Furiyani Nur Amalia 21 Maret 2012

 

Babi itu kan lucu, Fur?? Anjing itu kan penurut?? Mereka kan hidup untuk dipelihara?? Kenapa tega sekali sih mereka membunuh hewan peliharaan mereka?? Sayang sekali kan?”

Anggi meracau saat meneleponku, di tengah maraknya menu utama pesta di keluarganya yaitu babi bumbu kecap atau babi guling atau babi putar, dan mungkin anjing bakar atau anjing bumbu kecap juga. Saat itu saya hanya diam sebagai merespon, mendengarkan setiap racauan yang rutin kami lakukan untuk sekedar bercerita atau menyambung rindu. Bagi saya, sudah biasa masyarakat disini menyantap hidangan seperti itu, namun karena keluarga angkatku sangat menghargai dan menghormatiku, maka selama aku disini, jarang sekali mereka memotong babi atau memenggal anjing. Kalaulah ada tetangga yang memotong anjing atau babi sudah dipastikan saya tidak akan menyantapnya.

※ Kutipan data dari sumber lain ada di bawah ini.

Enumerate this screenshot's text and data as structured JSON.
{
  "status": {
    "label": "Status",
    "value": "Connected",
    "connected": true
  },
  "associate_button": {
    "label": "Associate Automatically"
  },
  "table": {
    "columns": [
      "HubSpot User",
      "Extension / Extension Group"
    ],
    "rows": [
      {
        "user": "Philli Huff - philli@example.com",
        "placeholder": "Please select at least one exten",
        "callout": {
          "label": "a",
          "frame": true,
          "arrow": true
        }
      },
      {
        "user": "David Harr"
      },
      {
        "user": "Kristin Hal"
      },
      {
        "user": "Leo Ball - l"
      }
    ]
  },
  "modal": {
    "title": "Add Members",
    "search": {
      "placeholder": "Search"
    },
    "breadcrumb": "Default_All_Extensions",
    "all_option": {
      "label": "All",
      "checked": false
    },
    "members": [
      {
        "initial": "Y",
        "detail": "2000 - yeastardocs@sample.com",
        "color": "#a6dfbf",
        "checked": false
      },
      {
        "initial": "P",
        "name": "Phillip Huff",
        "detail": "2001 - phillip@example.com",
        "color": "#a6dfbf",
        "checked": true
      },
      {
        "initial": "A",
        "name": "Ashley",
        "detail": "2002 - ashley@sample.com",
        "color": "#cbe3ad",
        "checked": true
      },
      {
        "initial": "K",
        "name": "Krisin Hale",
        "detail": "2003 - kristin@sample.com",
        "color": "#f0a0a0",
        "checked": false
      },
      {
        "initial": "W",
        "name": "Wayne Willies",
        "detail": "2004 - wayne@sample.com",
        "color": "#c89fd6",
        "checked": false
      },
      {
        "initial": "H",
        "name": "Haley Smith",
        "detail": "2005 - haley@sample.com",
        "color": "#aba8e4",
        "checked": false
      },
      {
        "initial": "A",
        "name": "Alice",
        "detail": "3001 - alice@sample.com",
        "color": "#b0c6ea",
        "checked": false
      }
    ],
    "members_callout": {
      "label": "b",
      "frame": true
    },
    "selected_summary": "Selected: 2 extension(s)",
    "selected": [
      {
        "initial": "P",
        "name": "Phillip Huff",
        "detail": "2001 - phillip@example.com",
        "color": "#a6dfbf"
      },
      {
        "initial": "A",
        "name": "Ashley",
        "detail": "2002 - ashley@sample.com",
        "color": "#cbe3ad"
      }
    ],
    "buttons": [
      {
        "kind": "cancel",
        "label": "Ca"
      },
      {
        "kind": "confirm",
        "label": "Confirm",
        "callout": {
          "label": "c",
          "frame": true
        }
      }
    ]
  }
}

Namun hari ini beda, mama ara (sebutan untuk kakak perempuan dari ibu) akan merayakan ulang tahun cucunya, sekaligus ibadah syukur suaminya sembuh dari sakit, juga ibadah syukuran rumah yang sudah jadi maka beliau bilang akan ada pesta untuk menyambutnya. Walhasil, mulai kemarin ada banyak hewan peliharaan beliau yang dipotong. Babi besar miliknya, mickey (anjing peliharaan) dan beberarap anjing lain yang beliau beli, juga ayam peliharaannya yang tidak banyak. Awalnya saya bingung, haruskah sebesar ini pestanya? Lalu saya tersadarkan akan tradisi yang disebut pesta disini. Ya, pesta disini mungkin bisa diartikan sebagai ucapan syukur atas berkat yang mereka dapatkan dari Tuhan untuk bisa berbagi kebahagiaan dengan sesamanya. Jadi, apa yang mereka punya baik itu kesehatan dan harta yang mereka dapatkan layak untuk dibagikan sebagai rasa pertanggungjawabannya kepada Tuhan.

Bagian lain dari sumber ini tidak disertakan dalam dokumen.